Guillaume Delbar a longtemps fait figure d’outsider dans sa ville natale. Sa première expérience politique, à 24 ans, pour les municipales de 1995, tourne au fiasco : il figure sur une liste RPR dissidente battue dès le premier tour. Cet échec l’éloigne un long moment de la politique... En 2008, il est élu conseiller municipal d’opposition à Roubaix sur la liste de Max-André Pick. Sans éclat toutefois : le maire (PS) René Vandierendonck a torpillé la concurrence au deuxième tour avec un score canon (55,43 %). Aux cantonales de 2011, Delbar tient pour la première fois le haut de l’affiche, comme candidat UMP à Roubaix-centre. Il est emporté par la vague anti Sarkozy. Ses 21,51 % ne font pas le poids face au PS Renaud Tardy (28,55 %) et au FN, dont la candidate Françoise Coolzaet (27,89 %) n’a même pas fait campagne.
La victoire impossible
Une victoire aux municipales de 2014 paraît alors complètement impossible. Au sortir de l’ère Vandierendonck (élu de 1994 à 2012), Roubaix semble mariée au PS pour longtemps. Elu en mars 2012, Pierre Dubois n'est pas prêt à lâcher le fauteuil. Usé, le vétéran Max-André Pick songe à arrêter la politique. « Après 16 ans d’opposition, je ne me voyais pas rempiler pour 6 ans. J’ai proposé à Guillaume de prendre la relève, sans rien lui promettre de glorieux », explique-t-il. « Max disait que ce n’était pas gagnable mais moi je pensais qu’il y avait un truc à faire », confirme l’intéressé. Autrement dit, le seul à croire en lui, c’est lui-même.
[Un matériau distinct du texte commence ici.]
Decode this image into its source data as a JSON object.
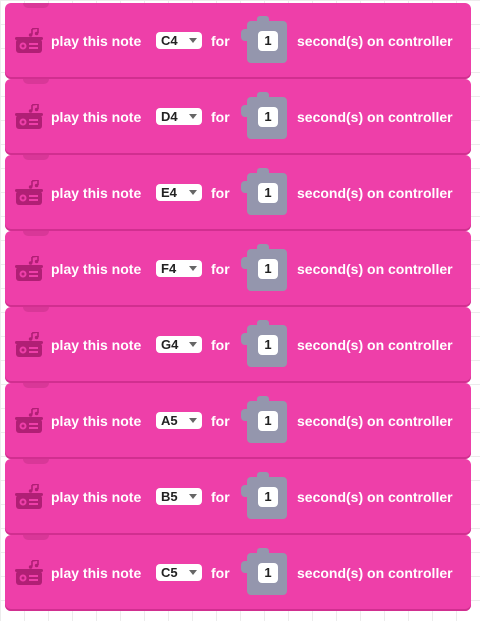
{
  "palette": {
    "block": "#ee3fa9",
    "block_dark": "#d12f90",
    "icon": "#b01f75",
    "socket": "#9496ad",
    "field": "#ffffff",
    "label": "#ffffff"
  },
  "blocks": [
    {
      "label": "play this note",
      "note": "C4",
      "for_label": "for",
      "duration": "1",
      "suffix": "second(s) on controller",
      "icon": "radio-music-icon"
    },
    {
      "label": "play this note",
      "note": "D4",
      "for_label": "for",
      "duration": "1",
      "suffix": "second(s) on controller",
      "icon": "radio-music-icon"
    },
    {
      "label": "play this note",
      "note": "E4",
      "for_label": "for",
      "duration": "1",
      "suffix": "second(s) on controller",
      "icon": "radio-music-icon"
    },
    {
      "label": "play this note",
      "note": "F4",
      "for_label": "for",
      "duration": "1",
      "suffix": "second(s) on controller",
      "icon": "radio-music-icon"
    },
    {
      "label": "play this note",
      "note": "G4",
      "for_label": "for",
      "duration": "1",
      "suffix": "second(s) on controller",
      "icon": "radio-music-icon"
    },
    {
      "label": "play this note",
      "note": "A5",
      "for_label": "for",
      "duration": "1",
      "suffix": "second(s) on controller",
      "icon": "radio-music-icon"
    },
    {
      "label": "play this note",
      "note": "B5",
      "for_label": "for",
      "duration": "1",
      "suffix": "second(s) on controller",
      "icon": "radio-music-icon"
    },
    {
      "label": "play this note",
      "note": "C5",
      "for_label": "for",
      "duration": "1",
      "suffix": "second(s) on controller",
      "icon": "radio-music-icon"
    }
  ]
}
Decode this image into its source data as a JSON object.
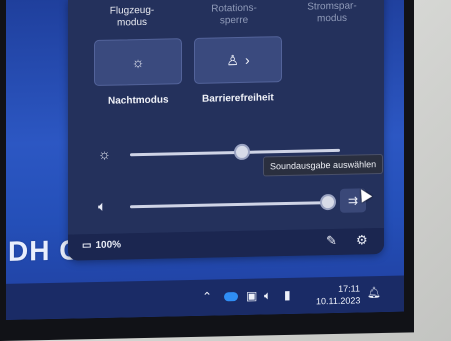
{
  "quick_settings": {
    "row1": {
      "flight_mode_label": "Flugzeug-\nmodus",
      "rotation_lock_label": "Rotations-\nsperre",
      "battery_saver_label": "Stromspar-\nmodus"
    },
    "tiles": [
      {
        "label": "Nachtmodus",
        "icon": "sun-icon"
      },
      {
        "label": "Barrierefreiheit",
        "icon": "accessibility-icon",
        "has_chevron": true
      }
    ],
    "brightness": {
      "icon": "brightness-icon",
      "level_percent": 50
    },
    "volume": {
      "icon": "speaker-icon",
      "level_percent": 100
    },
    "sound_output_tooltip": "Soundausgabe auswählen",
    "footer": {
      "battery_text": "100%",
      "edit_icon": "pencil-icon",
      "settings_icon": "gear-icon"
    }
  },
  "wallpaper_text": "DH C",
  "taskbar": {
    "chevron_icon": "chevron-up-icon",
    "onedrive_icon": "cloud-icon",
    "network_icon": "network-icon",
    "volume_icon": "speaker-icon",
    "battery_icon": "battery-icon",
    "time": "17:11",
    "date": "10.11.2023",
    "notification_icon": "bell-icon"
  },
  "colors": {
    "panel_bg": "#24315c",
    "wallpaper_blue": "#2c57c3",
    "accent_blue": "#2f8ef5"
  }
}
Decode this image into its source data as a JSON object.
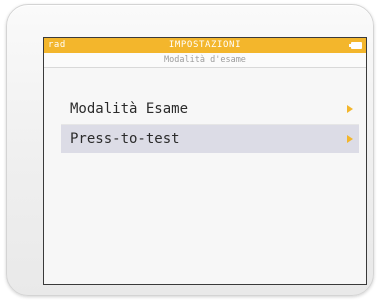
{
  "status_bar": {
    "mode": "rad",
    "title": "IMPOSTAZIONI",
    "battery_icon": "battery-icon",
    "color": "#f3b62c"
  },
  "subtitle": "Modalità d'esame",
  "menu": {
    "items": [
      {
        "label": "Modalità Esame",
        "selected": false,
        "icon": "chevron-right-icon"
      },
      {
        "label": "Press-to-test",
        "selected": true,
        "icon": "chevron-right-icon"
      }
    ]
  },
  "colors": {
    "accent": "#f3b62c",
    "selection": "#dcdce6"
  }
}
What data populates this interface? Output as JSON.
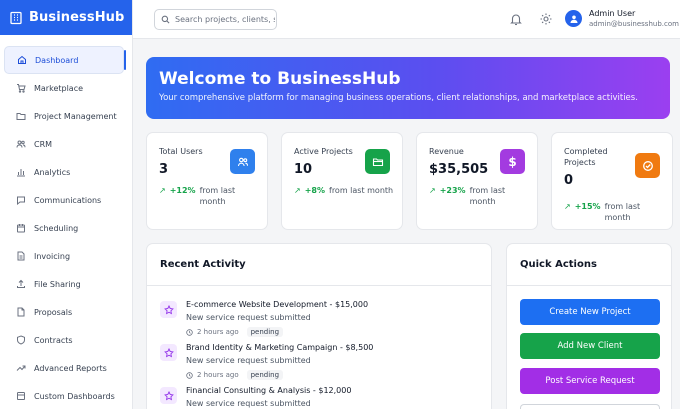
{
  "app": {
    "name": "BusinessHub"
  },
  "sidebar": {
    "items": [
      {
        "label": "Dashboard",
        "icon": "home-icon"
      },
      {
        "label": "Marketplace",
        "icon": "cart-icon"
      },
      {
        "label": "Project Management",
        "icon": "folder-icon"
      },
      {
        "label": "CRM",
        "icon": "users-icon"
      },
      {
        "label": "Analytics",
        "icon": "bar-chart-icon"
      },
      {
        "label": "Communications",
        "icon": "chat-icon"
      },
      {
        "label": "Scheduling",
        "icon": "calendar-icon"
      },
      {
        "label": "Invoicing",
        "icon": "document-icon"
      },
      {
        "label": "File Sharing",
        "icon": "upload-icon"
      },
      {
        "label": "Proposals",
        "icon": "file-text-icon"
      },
      {
        "label": "Contracts",
        "icon": "shield-icon"
      },
      {
        "label": "Advanced Reports",
        "icon": "trending-icon"
      },
      {
        "label": "Custom Dashboards",
        "icon": "layout-icon"
      }
    ]
  },
  "header": {
    "search": {
      "placeholder": "Search projects, clients, s",
      "value": ""
    },
    "user": {
      "name": "Admin User",
      "email": "admin@businesshub.com"
    }
  },
  "banner": {
    "title": "Welcome to BusinessHub",
    "subtitle": "Your comprehensive platform for managing business operations, client relationships, and marketplace activities."
  },
  "stats": [
    {
      "label": "Total Users",
      "value": "3",
      "change": "+12%",
      "period": "from last month",
      "color": "#2f80ed",
      "icon": "users-icon"
    },
    {
      "label": "Active Projects",
      "value": "10",
      "change": "+8%",
      "period": "from last month",
      "color": "#16a34a",
      "icon": "folder-open-icon"
    },
    {
      "label": "Revenue",
      "value": "$35,505",
      "change": "+23%",
      "period": "from last month",
      "color": "#a33be0",
      "icon": "dollar-icon"
    },
    {
      "label": "Completed Projects",
      "value": "0",
      "change": "+15%",
      "period": "from last month",
      "color": "#f07a10",
      "icon": "check-icon"
    }
  ],
  "recent": {
    "title": "Recent Activity",
    "items": [
      {
        "title": "E-commerce Website Development - $15,000",
        "desc": "New service request submitted",
        "time": "2 hours ago",
        "status": "pending"
      },
      {
        "title": "Brand Identity & Marketing Campaign - $8,500",
        "desc": "New service request submitted",
        "time": "2 hours ago",
        "status": "pending"
      },
      {
        "title": "Financial Consulting & Analysis - $12,000",
        "desc": "New service request submitted",
        "time": "",
        "status": ""
      }
    ]
  },
  "quick": {
    "title": "Quick Actions",
    "buttons": [
      {
        "label": "Create New Project",
        "color": "#1d6ff2"
      },
      {
        "label": "Add New Client",
        "color": "#16a34a"
      },
      {
        "label": "Post Service Request",
        "color": "#a22ee6"
      }
    ]
  }
}
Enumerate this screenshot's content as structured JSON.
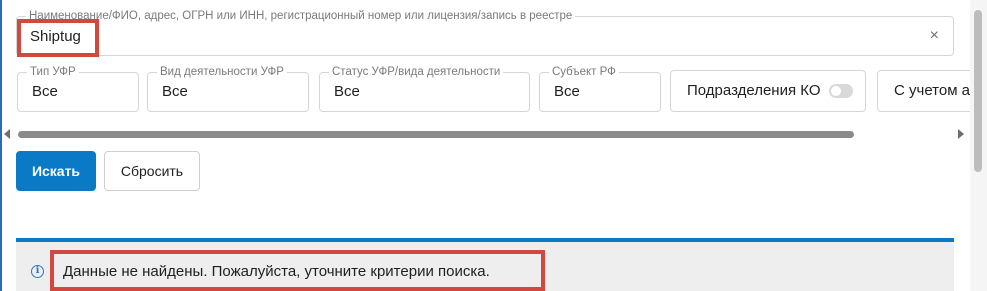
{
  "search": {
    "label": "Наименование/ФИО, адрес, ОГРН или ИНН, регистрационный номер или лицензия/запись в реестре",
    "value": "Shiptug",
    "clear_glyph": "×"
  },
  "filters": [
    {
      "label": "Тип УФР",
      "value": "Все"
    },
    {
      "label": "Вид деятельности УФР",
      "value": "Все"
    },
    {
      "label": "Статус УФР/вида деятельности",
      "value": "Все"
    },
    {
      "label": "Субъект РФ",
      "value": "Все"
    }
  ],
  "subdivisions_toggle": {
    "label": "Подразделения КО",
    "enabled": false
  },
  "truncated_option": {
    "label": "С учетом ад"
  },
  "buttons": {
    "search": "Искать",
    "reset": "Сбросить"
  },
  "alert": {
    "icon": "info-icon",
    "glyph": "i",
    "text": "Данные не найдены. Пожалуйста, уточните критерии поиска."
  },
  "colors": {
    "accent": "#0a7ac7",
    "highlight": "#d2473f",
    "alert_bg": "#eeeeee"
  }
}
L’UMP ne veut pas investir ce candidat sans notoriété et essaie de parachuter Frédéric Salat-Baroux, gendre de Jacques Chirac et ancien secrétaire général de l’Elysée. Pas intimidé par ce beau pedigree, Delbar marque son territoire. « Je lui ai expliqué que je n’avais pas vocation à lui servir de guide touristique. D’un ton très bien élevé mais assez catégorique ». Après quelques visites sur place, le Parisien s’incline, étonné de tant d’aplomb. Le Roubaisien, lui, sait qu'il est attendu . . .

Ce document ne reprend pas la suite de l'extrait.